People are being encouraged to walk more than ever before, and although statistics show that only 6% of the population currently walk the entire distance to work, 31% use combined modes of transport that almost certainly involve walking. As the weather warms up, more people will be taking the opportunity to get outdoors and enjoy the fresh air on their morning commute, so here are some top tips on making the most of pedestrian life, and staying safe in the process.
Walking is a great and really simple way to keep healthy, and a simple thirty minutes a day (which for a return journey is equal to a very brief daily commute) can make a huge difference to your life. Walking is an excellent form of cardio exercise that takes no real skill or equipment, and in this way, it helps you to lose weight, and regulate your blood pressure and general heart health.
The boost regular walking gives to your heart and circulatory system puts you at lessened risk of cancer, diabetes, stroke and blood clots. In addition to this, it is an effective but gentle way of conditioning and toning your muscles and of strengthening your bones and immune system.
You will find that your mental wellness and clarity receives a good boost from regularly walking.
Thirty minutes of walking per day equates to walking around a mile and a half, and if you do it five days a week, you will have walked seven and a half miles in a week. This may not seem like much, but when compared to the costs associated with doing the same journey in a car, the benefits become clear.
Estimates say that the average car costs between 37p and 43p per mile to run, taking into account the yearly expenses attached to car ownership, including fuel consumption, maintenance, tax, insurance and parts. This means that the average commute of nine miles a day in a car racks up costs of almost £1000 on a yearly basis – money that could be saved entirely by switching modes of transport. Consider also, that the average household spends 14.1% of its weekly income on transport costs – a significant expense that walking to work could avoid entirely.

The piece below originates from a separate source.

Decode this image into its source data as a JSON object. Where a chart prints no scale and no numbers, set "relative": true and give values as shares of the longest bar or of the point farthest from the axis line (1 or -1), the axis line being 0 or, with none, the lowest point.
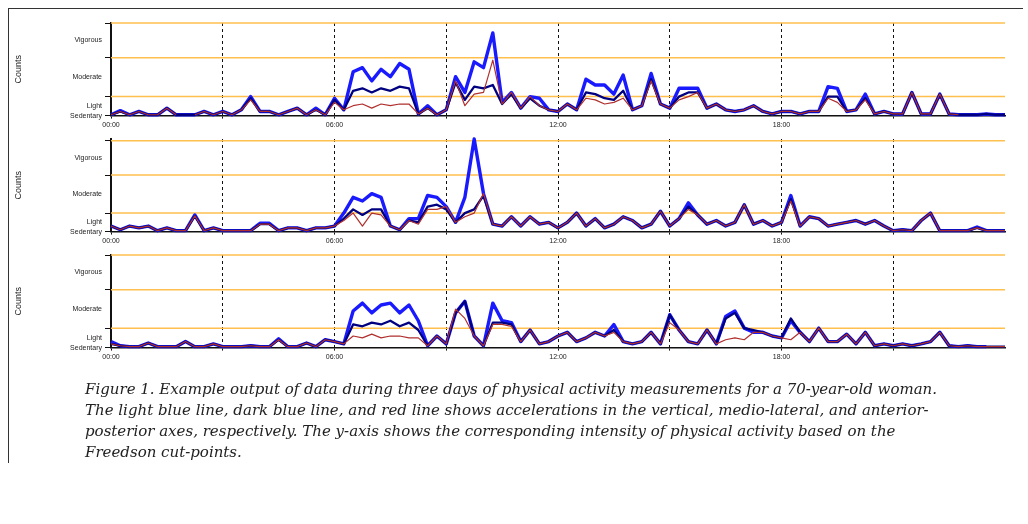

Depending on where you live and where you work, your route may be better suited to pedestrians than others. If your commute takes you through well-populated and well-lit routes, you shouldn’t have to go to great lengths to stay safe, seen and protected on your journey to and from work. If your route takes you down any roads without pavements, or poorly lit areas, make sure to invest in some hi-vis gear and a torch to ensure you can find your way safely, and oncoming vehicles can see you and accommodate your presence. Don’t forget to walk against the direction of the traffic if there aren’t any pavements.
However, a lot of people who commute on foot are in the habit of wearing headphones to make the journey a bit more enjoyable, and this can be a dangerous move. In recent years, statistics have found that the rates of accident and death among pedestrians wearing headphones has been soaring, with one-third of the pedestrians involved not hearing the warning given by oncoming vehicles, and three-quarters of incidents being fatal. For this reason, headphones, gaming consoles or use of other devices during your commute on foot should be avoided where possible, and if you need to take a call, stop in a safe place beforehand.
Many people do not know what to do in response if they are injured in an accident on the road, particularly if they are pedestrians. In the event that you are involved in an accident during your commute, the first thing you should do is remain calm to the best of your ability – and this can be difficult, as during unexpectedly stressful moments, our bodies surge with adrenaline. Call for immediate help, and if you are able to, get yourself to a safe spot, out of the flow of traffic. If another party has been involved, they are likely to give you assistance themselves if they are able to do so. Seek medical attention and do what you can to gather as much information about the incident as possible, including names, addresses and phone numbers, vehicle registration details, dates, times, locations and details of injuries and other damage sustained. If you are physically unable to do so, ask someone to collect these details for you, and if possible, ask them to take photos of the scene and any details that may be relevant to determining liability.
Once the immediate aftermath of the accident is over, seek the assistance of a legal professional who specialises in dealing with matters of personal injury. By providing them with the details and evidence of the accident you were involved in, they will be able to give you a legal perspective on the incident, and indicate whether you may be entitled to claim compensation for your damages. In such a case, they can assist you with filing a claim for pedestrian accident compensation, and ensure that your interests are protected.
Walking to work offers so many benefits to your health, your finances, and your overall wellbeing, and should be given consideration if you live within a walkable distance of your workplace. However, appropriate care should be taken during your commute, and should the worst happen, it is better to be prepared with the knowledge of what to do next.